Lead chromate ($\mathrm{PbCrO_4}$, the bright yellow paint pigment) reacts with hot NaOH to release lead as the plumbite/plumbate anion. The signature product:

$\mathrm{PbCrO_4 + NaOH (\text{hot}) \to Na_2[Pb(OH)_4]} + \ldots$

That product is $[\mathrm{Pb(OH)_4}]^{2-}$ — a dianionic complex with coordination number 4 (four hydroxide donors).
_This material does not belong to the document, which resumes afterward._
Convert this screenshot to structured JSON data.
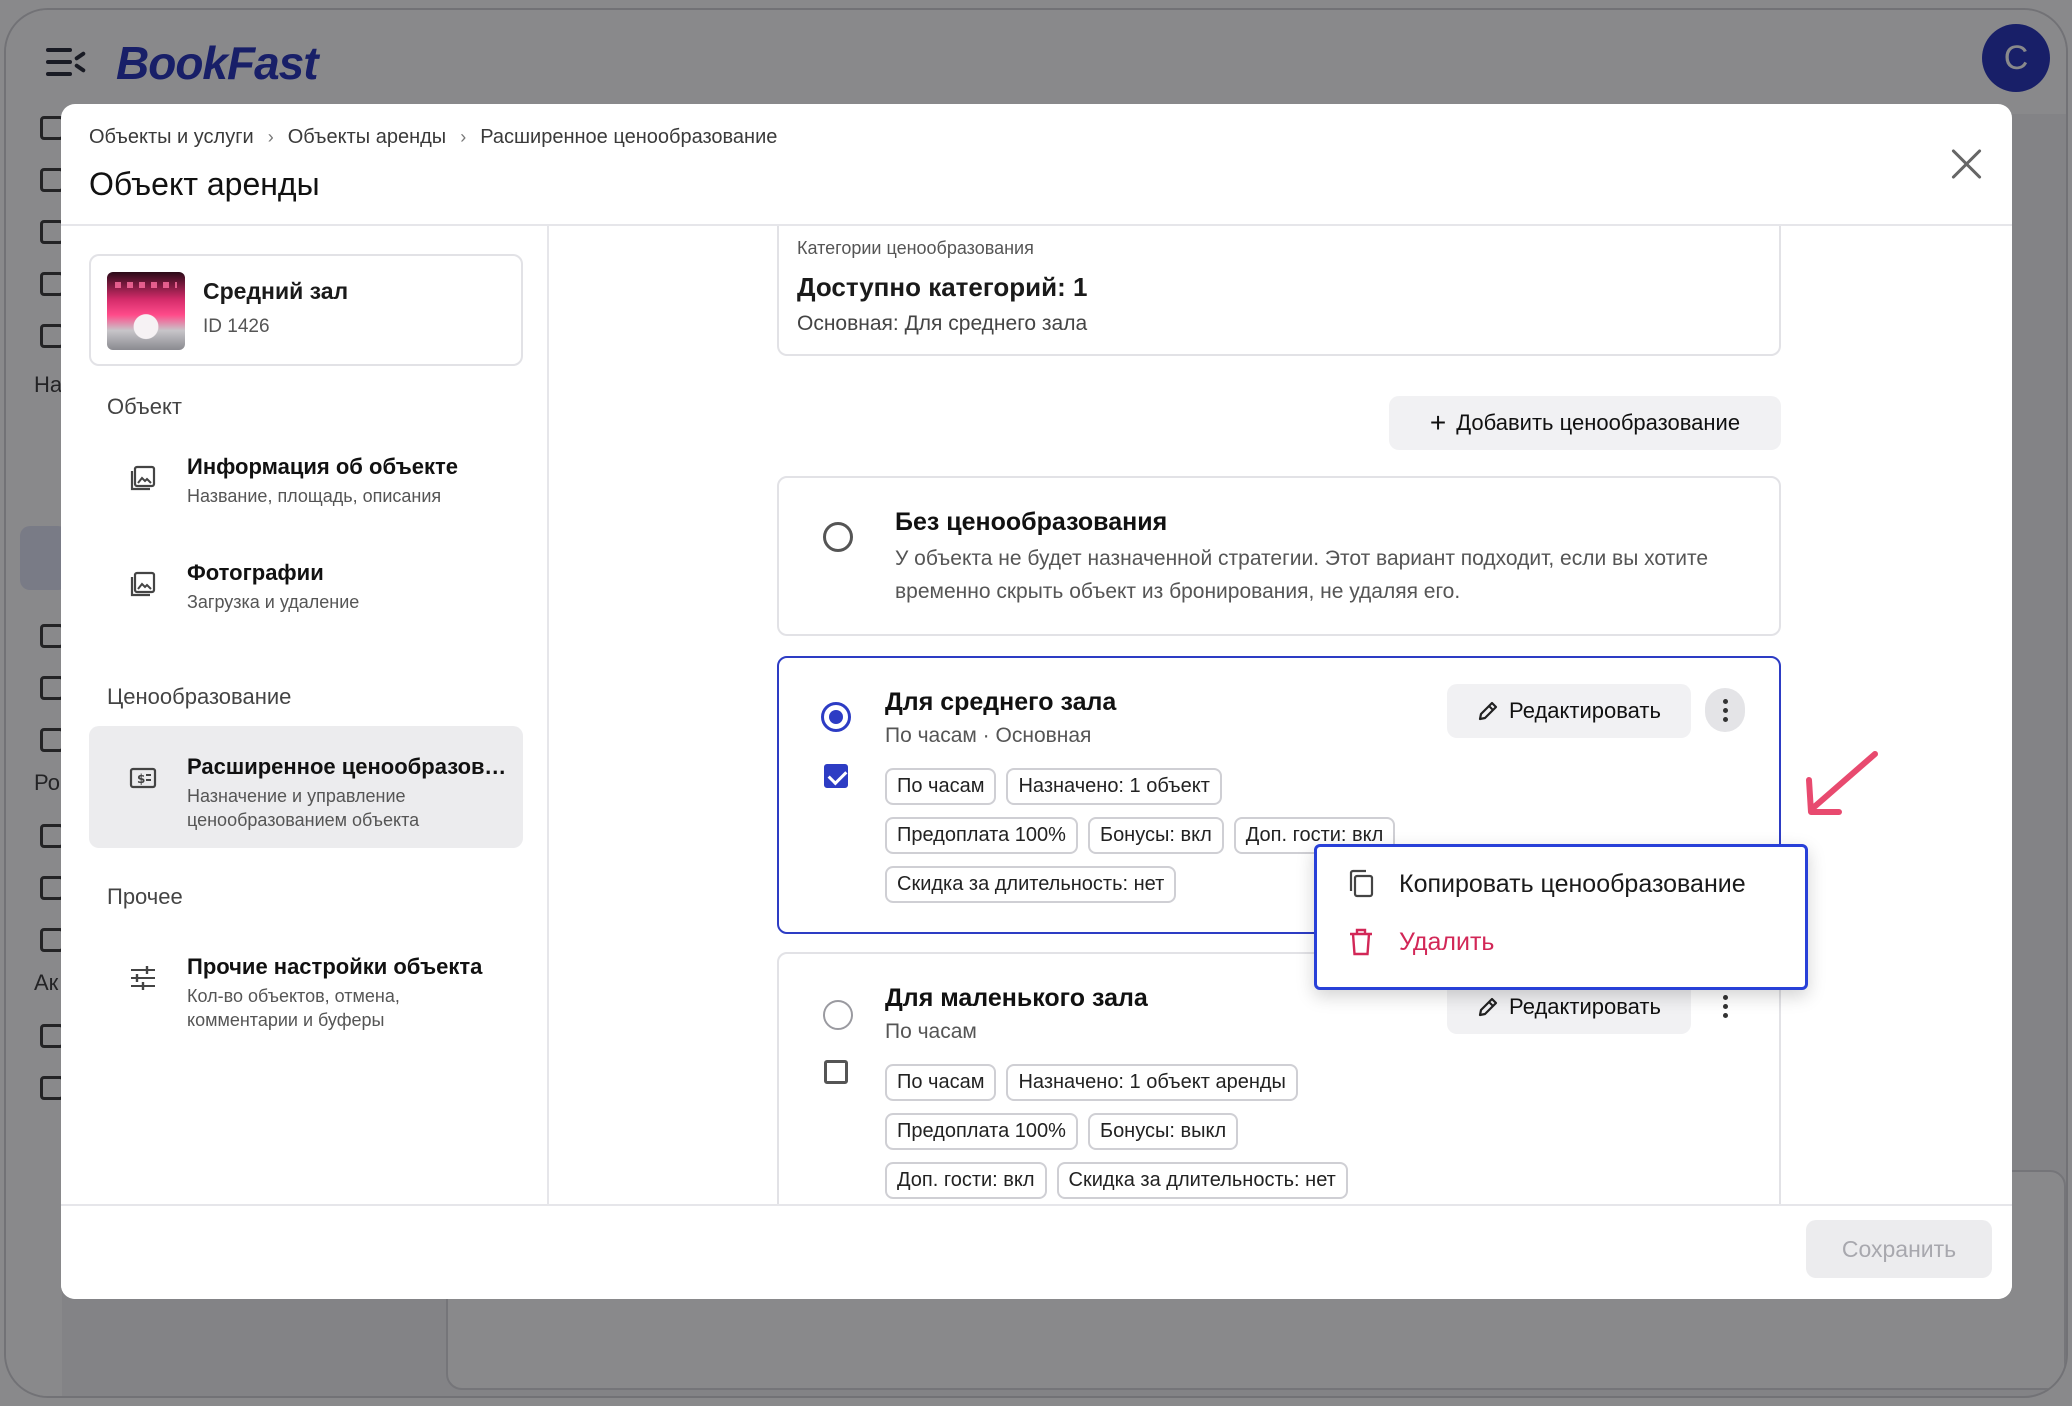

🗺️ Identify the Two Numbers

Charge of the lead complex. Pb is in $+2$, four $\mathrm{OH^-}$ contribute $-4$. Net charge $= +2 + 4(-1) = -2$. So dianionic.

Coordination number. Four hydroxide ligands bound to Pb → CN = 4.

So: dianionic, CN = 4 → option (4).

⚡ The "Amphoteric Hydroxide Cage" Pattern

Amphoteric metal oxides/hydroxides ($\mathrm{Al}$, $\mathrm{Sn}$, $\mathrm{Pb}$, $\mathrm{Zn}$, $\mathrm{Cr}$) all dissolve in excess NaOH to form tetrahydroxido anions:

• $[\mathrm{Al(OH)_4}]^-$ (aluminate)
• $[\mathrm{Sn(OH)_4}]^{2-}$ (stannite)
• $[\mathrm{Pb(OH)_4}]^{2-}$ (plumbite)
• $[\mathrm{Zn(OH)_4}]^{2-}$ (zincate)

All have CN = 4 in this stoichiometry. Memorise the family.

⚠️ CN 6 Is the Wrong Reflex

Octahedral coordination is so common in transition-metal complexes that students reach for CN = 6 by default. Lead in $[\mathrm{Pb(OH)_4}]^{2-}$ is firmly tetrahedral / square planar — CN = 4. Always verify the ligand count before guessing the geometry.

$\boxed{\text{Answer: (4) Dianionic complex with coordination number four}}$